Life not always perfect I admit, but relaxing in its way, decent spaces between one thing and another as between the ants in a procession across the footpath. Between Darley and Coimadai there would be, at intervals, a decaying possum or a myxomatosis rabbit on the road. Blowflies are the hourglass of the bush. Fuck me dead the hourglass of the bush. Our father's whispery voice never silent after all these years.

So that is the point: breathing space between things, no matter how bad the thing itself might be.

But Sydney, bless me, it was like CHINESE JUMPING JACKS on Guy Fawkes Day bang-bang-bang-bang without relent and all these explosions caused electrification in my longer muscles and I would truthfully prefer those Sunday afternoons in Bacchus Marsh with Mum crying in her room WHEN EVENING COMES DO NOT DARE TO PROMISE YOURSELF THE DAWN. Time very slow in those days, nothing to do but steal the ice from the cool room and feel it melting secretly inside my pocket. In the dusk of Sunday watch the ants crawl across the footpath down into the drain, who knows what they thought of sunshine, shadow, the headlights on the road to Ballarat?
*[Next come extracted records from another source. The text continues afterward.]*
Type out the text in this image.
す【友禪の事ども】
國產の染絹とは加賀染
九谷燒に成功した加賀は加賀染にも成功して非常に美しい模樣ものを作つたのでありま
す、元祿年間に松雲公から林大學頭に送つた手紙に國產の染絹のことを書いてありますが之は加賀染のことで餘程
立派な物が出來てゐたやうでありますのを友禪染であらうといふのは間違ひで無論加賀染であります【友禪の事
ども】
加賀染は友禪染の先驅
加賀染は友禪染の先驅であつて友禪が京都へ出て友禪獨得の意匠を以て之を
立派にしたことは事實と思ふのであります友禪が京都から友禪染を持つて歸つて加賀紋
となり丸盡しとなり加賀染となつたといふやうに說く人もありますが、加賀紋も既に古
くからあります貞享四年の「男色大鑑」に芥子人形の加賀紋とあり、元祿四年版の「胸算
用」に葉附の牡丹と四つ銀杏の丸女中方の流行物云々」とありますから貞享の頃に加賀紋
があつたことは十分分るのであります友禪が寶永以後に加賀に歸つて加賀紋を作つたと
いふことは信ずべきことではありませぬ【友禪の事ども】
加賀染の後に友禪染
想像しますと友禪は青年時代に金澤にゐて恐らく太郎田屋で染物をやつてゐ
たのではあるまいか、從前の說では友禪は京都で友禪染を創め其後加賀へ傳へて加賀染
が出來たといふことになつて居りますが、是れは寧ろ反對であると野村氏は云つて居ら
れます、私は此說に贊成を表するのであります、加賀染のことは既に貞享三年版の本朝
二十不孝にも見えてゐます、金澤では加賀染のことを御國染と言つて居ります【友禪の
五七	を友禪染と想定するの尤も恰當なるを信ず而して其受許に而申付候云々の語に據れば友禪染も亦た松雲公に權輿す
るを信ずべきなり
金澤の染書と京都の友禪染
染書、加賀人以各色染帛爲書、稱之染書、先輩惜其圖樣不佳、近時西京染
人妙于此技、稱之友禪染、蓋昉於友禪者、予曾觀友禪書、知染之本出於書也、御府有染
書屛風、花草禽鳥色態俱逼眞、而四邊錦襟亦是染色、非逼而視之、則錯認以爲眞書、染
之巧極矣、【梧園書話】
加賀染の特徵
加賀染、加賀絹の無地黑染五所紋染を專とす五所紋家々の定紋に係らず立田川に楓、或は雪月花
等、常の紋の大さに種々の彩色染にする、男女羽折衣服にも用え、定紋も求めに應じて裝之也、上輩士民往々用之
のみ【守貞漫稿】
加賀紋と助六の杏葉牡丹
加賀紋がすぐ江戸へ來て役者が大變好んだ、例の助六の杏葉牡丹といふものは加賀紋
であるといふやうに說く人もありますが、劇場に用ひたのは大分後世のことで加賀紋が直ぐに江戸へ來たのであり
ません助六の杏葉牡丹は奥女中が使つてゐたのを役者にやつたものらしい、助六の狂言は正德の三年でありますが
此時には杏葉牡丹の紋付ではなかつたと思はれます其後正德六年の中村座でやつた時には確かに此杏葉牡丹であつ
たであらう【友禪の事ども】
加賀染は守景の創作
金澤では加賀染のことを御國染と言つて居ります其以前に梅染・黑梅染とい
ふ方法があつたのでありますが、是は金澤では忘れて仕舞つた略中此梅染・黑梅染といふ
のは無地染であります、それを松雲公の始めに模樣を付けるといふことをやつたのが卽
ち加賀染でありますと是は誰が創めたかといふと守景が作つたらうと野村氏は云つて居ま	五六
But in Sydney, Lord save us, no sooner had I bashed the louts than I interrupted Butcher ON THE JOB with Marlene Leibovitz and after THE SANDMAN came it was another day and we were flooding the blood with CAFFEINE and I was the gerbil on the wheel.

Nothing was said but I had no doubt that Marlene's apartment had been broken into and you could smell the FORCEFUL ENTRY but Butcher like a MORON rushed around admiring stones and broken vases though it was clear to anyone of AVERAGE INTELLIGENCE that some criminals had done damage with a crowbar jemmy sledgehammer that's not all.

Even the front door looked like a MURDER VICTIM. I was very worried about how we would protect our new friend with the lovely eyes, a smile so often hidden in their corners.

In order to help Marlene get the CATTLE-DOGS, as we like to call them in the Marsh, I wrenched open the filing cabinet. This had also been assaulted, the tumbler removed, the whole thing like a TRAFFIC ACCIDENT, a mailbox backed into by a garbage truck.

Very neat, I said. This was COMMON COURTESY. That is how I was raised e. g. when my father threw the leg of lamb so hard it broke the plaster sheet and lodged there, thigh first, leg bone pointing right at me, we did not mention it. Eat your dinner.

Just the same, my childhood normally very quiet and calm, nothing alarming to report. I could sit in front of our father's artistic whitewashed sign LOCALLY KILLED MEAT and look at the Christmas trees tied to the verandah posts of the Courthouse Hotel. These were called PINUS RADIATA, no more friendly term being available in those years. These Pinus Radiata wilted in the heat like prisoners executed, not pleasant, but not hectic either, not much to think about but the pulse in the neck and the click in the back of my head although more at night than in the morning.